A Vaccination schedule. Mice (n = 12) were intramuscularly vaccinated with 0.25 µg, 1 µg or 4 µg of sFL-HA sa-mRNA-LNPs using a prime-boost schedule with a 21-day interval. The control mice received 4 µg of a luciferase encoding sa-mRNA-LNP. B Serum anti-H5 IgG antibody levels measured three weeks after the prime (day 21 n = 9), and one and two weeks after the boost (day 28 n = 4 and day35 n = 6). Antibody levels are shown as the area under the ELISA absorbance curve (AUC). C The IgG2a/IgG1 ratio calculated by dividing the AUC of IgG2a by the AUC of IgG1. Dashed line indicates a value of 1. D HAI titers in serum samples taken three weeks after the prime (day 21), and one (day 28) and two weeks (day 35) after the boost. The detection limit is 8 and indicated as dashed line. The value 1 indicated an undetectable titer. No antibodies were detected in the control group. E depicts the anti-H5 IgA antibodies in the bronchoalveolar lavage fluid two weeks after the boost. F and G show the elicited cellular immune responses. Spleens were collected one week after the boost and splenocytes were isolated and stimulated with the HA peptide pool from A/Indonesia/CDC835/2006(H5N1). The percentage of IFN-γ positive CD3⁺CD8⁺ T cells (F) and CD3⁺CD4⁺ T cells (G) was measured by flow cytometry. The concentrations of IL-2 (H), IFN-γ (I) and IL-10 (J) in the supernatant of stimulated splenocytes was measured by quantitative ELISA. The significance level (*p < 0.05; **p < 0.01: ***p < 0.001; ****p < 0.0001) was calculated using two way ANOVA (B and D) or one-way ANOVA (E–J) (day 21 n = 9, day 28 n = 4, day 35 n = 6) with Tukey’s multiple comparisons test. Data are represented as geometric means (B and D) or arithmetic means. Error bars represent the SD. Figure A was created with BioRender.com.
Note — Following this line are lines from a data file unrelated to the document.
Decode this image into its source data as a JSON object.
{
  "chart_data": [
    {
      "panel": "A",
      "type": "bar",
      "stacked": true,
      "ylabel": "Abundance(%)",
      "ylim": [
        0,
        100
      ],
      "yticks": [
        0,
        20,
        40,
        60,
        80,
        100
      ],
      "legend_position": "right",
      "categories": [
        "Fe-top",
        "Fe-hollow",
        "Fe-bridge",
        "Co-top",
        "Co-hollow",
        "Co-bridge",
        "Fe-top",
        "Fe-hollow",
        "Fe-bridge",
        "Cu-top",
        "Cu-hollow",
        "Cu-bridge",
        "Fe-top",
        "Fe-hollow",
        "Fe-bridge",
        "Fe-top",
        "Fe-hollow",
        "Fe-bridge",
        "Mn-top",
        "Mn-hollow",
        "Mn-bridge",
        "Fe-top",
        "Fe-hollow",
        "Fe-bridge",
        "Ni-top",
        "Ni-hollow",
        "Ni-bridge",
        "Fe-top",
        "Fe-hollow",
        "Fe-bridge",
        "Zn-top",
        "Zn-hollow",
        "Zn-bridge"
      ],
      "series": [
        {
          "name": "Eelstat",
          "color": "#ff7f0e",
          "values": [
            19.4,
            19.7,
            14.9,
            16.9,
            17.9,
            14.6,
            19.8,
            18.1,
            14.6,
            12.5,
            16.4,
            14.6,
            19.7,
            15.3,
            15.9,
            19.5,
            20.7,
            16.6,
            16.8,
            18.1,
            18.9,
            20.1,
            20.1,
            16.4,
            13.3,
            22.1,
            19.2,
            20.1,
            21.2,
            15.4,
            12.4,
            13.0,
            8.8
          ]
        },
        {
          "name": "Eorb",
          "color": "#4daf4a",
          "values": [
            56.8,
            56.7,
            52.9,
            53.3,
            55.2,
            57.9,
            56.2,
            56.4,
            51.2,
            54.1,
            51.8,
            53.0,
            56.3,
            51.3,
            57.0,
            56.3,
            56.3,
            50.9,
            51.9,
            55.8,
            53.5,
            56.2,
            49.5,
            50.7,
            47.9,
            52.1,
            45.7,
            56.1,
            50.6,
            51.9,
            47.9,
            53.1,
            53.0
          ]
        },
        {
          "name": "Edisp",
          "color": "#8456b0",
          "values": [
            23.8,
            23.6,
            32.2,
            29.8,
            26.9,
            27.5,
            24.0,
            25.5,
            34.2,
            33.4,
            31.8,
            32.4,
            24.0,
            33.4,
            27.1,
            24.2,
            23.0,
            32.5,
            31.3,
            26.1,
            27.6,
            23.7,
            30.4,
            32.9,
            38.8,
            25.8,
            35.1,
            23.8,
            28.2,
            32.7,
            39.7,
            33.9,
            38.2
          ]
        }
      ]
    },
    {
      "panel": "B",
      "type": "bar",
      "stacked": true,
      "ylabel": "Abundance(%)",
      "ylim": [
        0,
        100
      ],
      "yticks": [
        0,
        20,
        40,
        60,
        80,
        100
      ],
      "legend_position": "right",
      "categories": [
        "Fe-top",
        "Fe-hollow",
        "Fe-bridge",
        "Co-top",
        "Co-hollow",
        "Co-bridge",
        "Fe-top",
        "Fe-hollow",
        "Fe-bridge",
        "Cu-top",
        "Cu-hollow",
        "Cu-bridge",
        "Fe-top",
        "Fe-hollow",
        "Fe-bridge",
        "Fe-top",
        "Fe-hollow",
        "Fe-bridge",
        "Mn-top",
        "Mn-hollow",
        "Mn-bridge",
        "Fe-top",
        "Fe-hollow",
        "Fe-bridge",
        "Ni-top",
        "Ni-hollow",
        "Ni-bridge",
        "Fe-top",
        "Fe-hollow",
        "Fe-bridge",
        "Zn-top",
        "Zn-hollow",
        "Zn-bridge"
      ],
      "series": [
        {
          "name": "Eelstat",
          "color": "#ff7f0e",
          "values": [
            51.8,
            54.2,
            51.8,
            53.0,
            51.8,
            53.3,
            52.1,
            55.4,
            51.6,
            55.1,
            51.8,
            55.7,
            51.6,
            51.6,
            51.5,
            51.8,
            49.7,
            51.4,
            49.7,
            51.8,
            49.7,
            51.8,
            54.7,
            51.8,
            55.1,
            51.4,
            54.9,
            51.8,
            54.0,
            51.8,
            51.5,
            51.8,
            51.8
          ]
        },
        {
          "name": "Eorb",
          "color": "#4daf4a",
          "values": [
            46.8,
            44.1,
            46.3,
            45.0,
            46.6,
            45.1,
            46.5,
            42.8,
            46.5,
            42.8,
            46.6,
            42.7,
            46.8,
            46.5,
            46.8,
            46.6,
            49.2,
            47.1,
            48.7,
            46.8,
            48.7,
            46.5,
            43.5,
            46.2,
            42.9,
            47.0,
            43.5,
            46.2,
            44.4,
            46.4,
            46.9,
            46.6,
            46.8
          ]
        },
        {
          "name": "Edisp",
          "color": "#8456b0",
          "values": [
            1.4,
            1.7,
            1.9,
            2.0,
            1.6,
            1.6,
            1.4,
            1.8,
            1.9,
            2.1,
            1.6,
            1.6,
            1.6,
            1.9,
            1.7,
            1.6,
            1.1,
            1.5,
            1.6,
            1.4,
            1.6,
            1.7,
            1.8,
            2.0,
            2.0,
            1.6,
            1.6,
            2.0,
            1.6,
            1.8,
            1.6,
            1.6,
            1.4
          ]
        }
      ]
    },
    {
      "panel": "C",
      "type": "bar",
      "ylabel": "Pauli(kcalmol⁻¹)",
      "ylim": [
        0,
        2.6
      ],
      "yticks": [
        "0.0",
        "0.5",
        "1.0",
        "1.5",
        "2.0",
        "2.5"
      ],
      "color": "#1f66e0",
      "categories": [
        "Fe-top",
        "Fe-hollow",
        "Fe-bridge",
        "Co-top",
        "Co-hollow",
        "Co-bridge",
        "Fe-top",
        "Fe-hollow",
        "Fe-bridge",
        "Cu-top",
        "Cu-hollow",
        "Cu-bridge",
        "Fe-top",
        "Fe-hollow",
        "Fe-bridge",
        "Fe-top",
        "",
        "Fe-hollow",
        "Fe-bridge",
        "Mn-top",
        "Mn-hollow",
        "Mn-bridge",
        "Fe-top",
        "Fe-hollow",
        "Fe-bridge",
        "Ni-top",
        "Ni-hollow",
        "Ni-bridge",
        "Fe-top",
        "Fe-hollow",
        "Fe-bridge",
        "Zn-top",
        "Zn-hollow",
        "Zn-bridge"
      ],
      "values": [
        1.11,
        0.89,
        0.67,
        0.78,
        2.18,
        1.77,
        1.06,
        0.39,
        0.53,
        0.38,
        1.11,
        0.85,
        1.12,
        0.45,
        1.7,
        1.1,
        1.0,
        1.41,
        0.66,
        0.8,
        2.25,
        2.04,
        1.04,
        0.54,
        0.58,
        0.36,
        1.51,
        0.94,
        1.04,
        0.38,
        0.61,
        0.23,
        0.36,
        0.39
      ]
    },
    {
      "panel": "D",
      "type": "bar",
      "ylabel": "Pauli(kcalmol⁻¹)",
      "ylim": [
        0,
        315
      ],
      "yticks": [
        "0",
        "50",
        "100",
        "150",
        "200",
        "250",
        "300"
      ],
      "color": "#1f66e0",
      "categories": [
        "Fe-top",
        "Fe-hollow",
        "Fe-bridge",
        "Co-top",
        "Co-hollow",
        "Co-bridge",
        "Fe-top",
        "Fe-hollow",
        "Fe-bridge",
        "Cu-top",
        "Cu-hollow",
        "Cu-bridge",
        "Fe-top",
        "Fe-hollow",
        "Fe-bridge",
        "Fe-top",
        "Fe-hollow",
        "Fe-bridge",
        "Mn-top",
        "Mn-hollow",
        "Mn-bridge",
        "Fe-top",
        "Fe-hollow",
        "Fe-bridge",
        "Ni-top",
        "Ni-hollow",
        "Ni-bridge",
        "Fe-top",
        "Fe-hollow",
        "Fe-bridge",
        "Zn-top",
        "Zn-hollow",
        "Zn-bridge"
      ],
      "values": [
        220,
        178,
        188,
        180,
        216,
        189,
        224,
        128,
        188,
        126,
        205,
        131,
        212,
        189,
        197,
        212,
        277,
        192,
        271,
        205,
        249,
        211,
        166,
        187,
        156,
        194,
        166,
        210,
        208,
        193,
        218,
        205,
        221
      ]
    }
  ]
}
Fig. 5. Comparison of the vaccination efficacy of sa-mRNA-LNP vaccines encoding either secreted HA or membrane anchored HA.
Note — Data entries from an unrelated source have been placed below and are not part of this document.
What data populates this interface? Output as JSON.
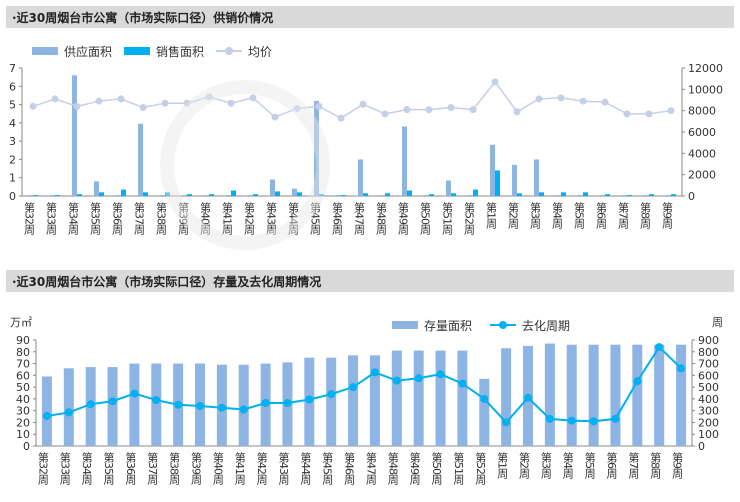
{
  "chart_data": [
    {
      "type": "bar",
      "title": "·近30周烟台市公寓（市场实际口径）供销价情况",
      "categories": [
        "第32周",
        "第33周",
        "第34周",
        "第35周",
        "第36周",
        "第37周",
        "第38周",
        "第39周",
        "第40周",
        "第41周",
        "第42周",
        "第43周",
        "第44周",
        "第45周",
        "第46周",
        "第47周",
        "第48周",
        "第49周",
        "第50周",
        "第51周",
        "第52周",
        "第1周",
        "第2周",
        "第3周",
        "第4周",
        "第5周",
        "第6周",
        "第7周",
        "第8周",
        "第9周"
      ],
      "series": [
        {
          "name": "供应面积",
          "kind": "bar",
          "axis": "left",
          "color": "#8eb4e3",
          "values": [
            0.05,
            0.05,
            6.6,
            0.8,
            0.05,
            3.95,
            0.05,
            0.05,
            0.05,
            0.05,
            0.05,
            0.9,
            0.4,
            5.2,
            0.05,
            2.0,
            0.05,
            3.8,
            0.05,
            0.85,
            0.05,
            2.8,
            1.7,
            2.0,
            0.05,
            0.05,
            0.05,
            0.05,
            0.05,
            0.05
          ]
        },
        {
          "name": "销售面积",
          "kind": "bar",
          "axis": "left",
          "color": "#00b0f0",
          "values": [
            0.05,
            0.05,
            0.1,
            0.2,
            0.35,
            0.2,
            0.2,
            0.1,
            0.1,
            0.3,
            0.1,
            0.25,
            0.2,
            0.1,
            0.05,
            0.15,
            0.15,
            0.3,
            0.1,
            0.15,
            0.35,
            1.4,
            0.15,
            0.2,
            0.2,
            0.2,
            0.1,
            0.05,
            0.1,
            0.1
          ]
        },
        {
          "name": "均价",
          "kind": "line",
          "axis": "right",
          "color": "#c5cfe6",
          "values": [
            8400,
            9100,
            8400,
            8900,
            9100,
            8300,
            8700,
            8700,
            9300,
            8700,
            9200,
            7400,
            8200,
            8400,
            7300,
            8600,
            7700,
            8100,
            8100,
            8300,
            8100,
            10700,
            7900,
            9100,
            9200,
            8900,
            8800,
            7700,
            7700,
            8000
          ]
        }
      ],
      "ylim": [
        0,
        7
      ],
      "yticks": [
        0,
        1,
        2,
        3,
        4,
        5,
        6,
        7
      ],
      "y2lim": [
        0,
        12000
      ],
      "y2ticks": [
        0,
        2000,
        4000,
        6000,
        8000,
        10000,
        12000
      ],
      "legend": "top-center"
    },
    {
      "type": "bar",
      "title": "·近30周烟台市公寓（市场实际口径）存量及去化周期情况",
      "ylabel": "万㎡",
      "y2label": "周",
      "categories": [
        "第32周",
        "第33周",
        "第34周",
        "第35周",
        "第36周",
        "第37周",
        "第38周",
        "第39周",
        "第40周",
        "第41周",
        "第42周",
        "第43周",
        "第44周",
        "第45周",
        "第46周",
        "第47周",
        "第48周",
        "第49周",
        "第50周",
        "第51周",
        "第52周",
        "第1周",
        "第2周",
        "第3周",
        "第4周",
        "第5周",
        "第6周",
        "第7周",
        "第8周",
        "第9周"
      ],
      "series": [
        {
          "name": "存量面积",
          "kind": "bar",
          "axis": "left",
          "color": "#8eb4e3",
          "values": [
            59,
            66,
            67,
            67,
            70,
            70,
            70,
            70,
            69,
            69,
            70,
            71,
            75,
            75,
            77,
            77,
            81,
            81,
            81,
            81,
            57,
            83,
            85,
            87,
            86,
            86,
            86,
            86,
            86,
            86
          ]
        },
        {
          "name": "去化周期",
          "kind": "line",
          "axis": "right",
          "color": "#00b0f0",
          "values": [
            255,
            285,
            355,
            380,
            445,
            390,
            350,
            340,
            325,
            310,
            365,
            365,
            395,
            440,
            500,
            625,
            555,
            575,
            610,
            530,
            400,
            200,
            410,
            230,
            215,
            210,
            230,
            550,
            840,
            660
          ]
        }
      ],
      "ylim": [
        0,
        90
      ],
      "yticks": [
        0,
        10,
        20,
        30,
        40,
        50,
        60,
        70,
        80,
        90
      ],
      "y2lim": [
        0,
        900
      ],
      "y2ticks": [
        0,
        100,
        200,
        300,
        400,
        500,
        600,
        700,
        800,
        900
      ],
      "legend": "top-center"
    }
  ]
}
A Vaccination schedule with 28-day (4-week) prime-boost interval. Mice (n = 10) were intramuscularly vaccinated with 1 µg sa-mRNA-LNP vaccines encoding sFL-HA or FL-HA. Mice injected with sa-mRNA-LNPs encoding luciferase served as control. B Serum anti-H5 IgG antibody levels against HA measured by ELISA 4 weeks after the prime (day 28 n = 6), one week (day 35 n = 4) and two weeks (day 42 n = 6) after the boost and shown as area under the ELISA absorbance curve (AUC). C The IgG2a/IgG1 ratios calculated by dividing the AUC of IgG2a by the AUC of IgG1. Dashed line indicates a value of 1. D HAI titers in serum samples taken four weeks after the prime (day 28), and one (day 35) and two weeks (day 42) after the boost. The detection limit is 8 and indicated as dashed line. Value sets at 1 indicate undetectable titer. E Anti-H5 IgA antibodies in BALFs collected two weeks after the boost. F and G depict the elicited cellular immune responses. Spleens were collected one week after the boost and splenocytes were isolated and stimulated with a HA peptide pool from A/Indonesia/CDC835/2006(H5N1). The percentage of IFN-γ positive CD3⁺CD8⁺ T cells (F) and CD3⁺CD4⁺ T cells (G) in the splenocytes were measured by flow cytometry. The significance levels in panels E–G (*p < 0.05; **p < 0.01; ***p < 0.001; ****p < 0.0001) were calculated by two-way ANOVA (B and D) or one-way ANOVA with Tukey’s multiple comparisons test. Data are represented as geometric means (B, D and E) or arithmetic means, Error bars represent the standard deviation. Figure A was created with BioRender.com.

Fig. 6. The biodistribution of the sa-mRNA-LNP vaccines in mice after intramuscular administration.

A Mice were intramuscularly injected with 4 µg of LNP formulated sa-mRNA encoding sFL-HA. Subsequently at each time point, 3 mice were euthanized and the injection site, spleen, lung, heart, kidney, liver and brain were harvested. The presence of sFL-HA sa-mRNA in these organs was detected by RT-qPCR. The data are shown as the relative sa-mRNA level normalized to the reference gene GAPDH and the normalized sFL-HA sa-mRNA level in the liver on day 1 was set as 1. B Mice (n = 2) were intramuscularly injected with 4 µg of LNP formulated sa-mRNA encoding luciferase. The heart, lung, liver, spleen, kidney, and lymph nodes were harvested on day 1 and 3, and the bioluminescence was measured by the IVIS system.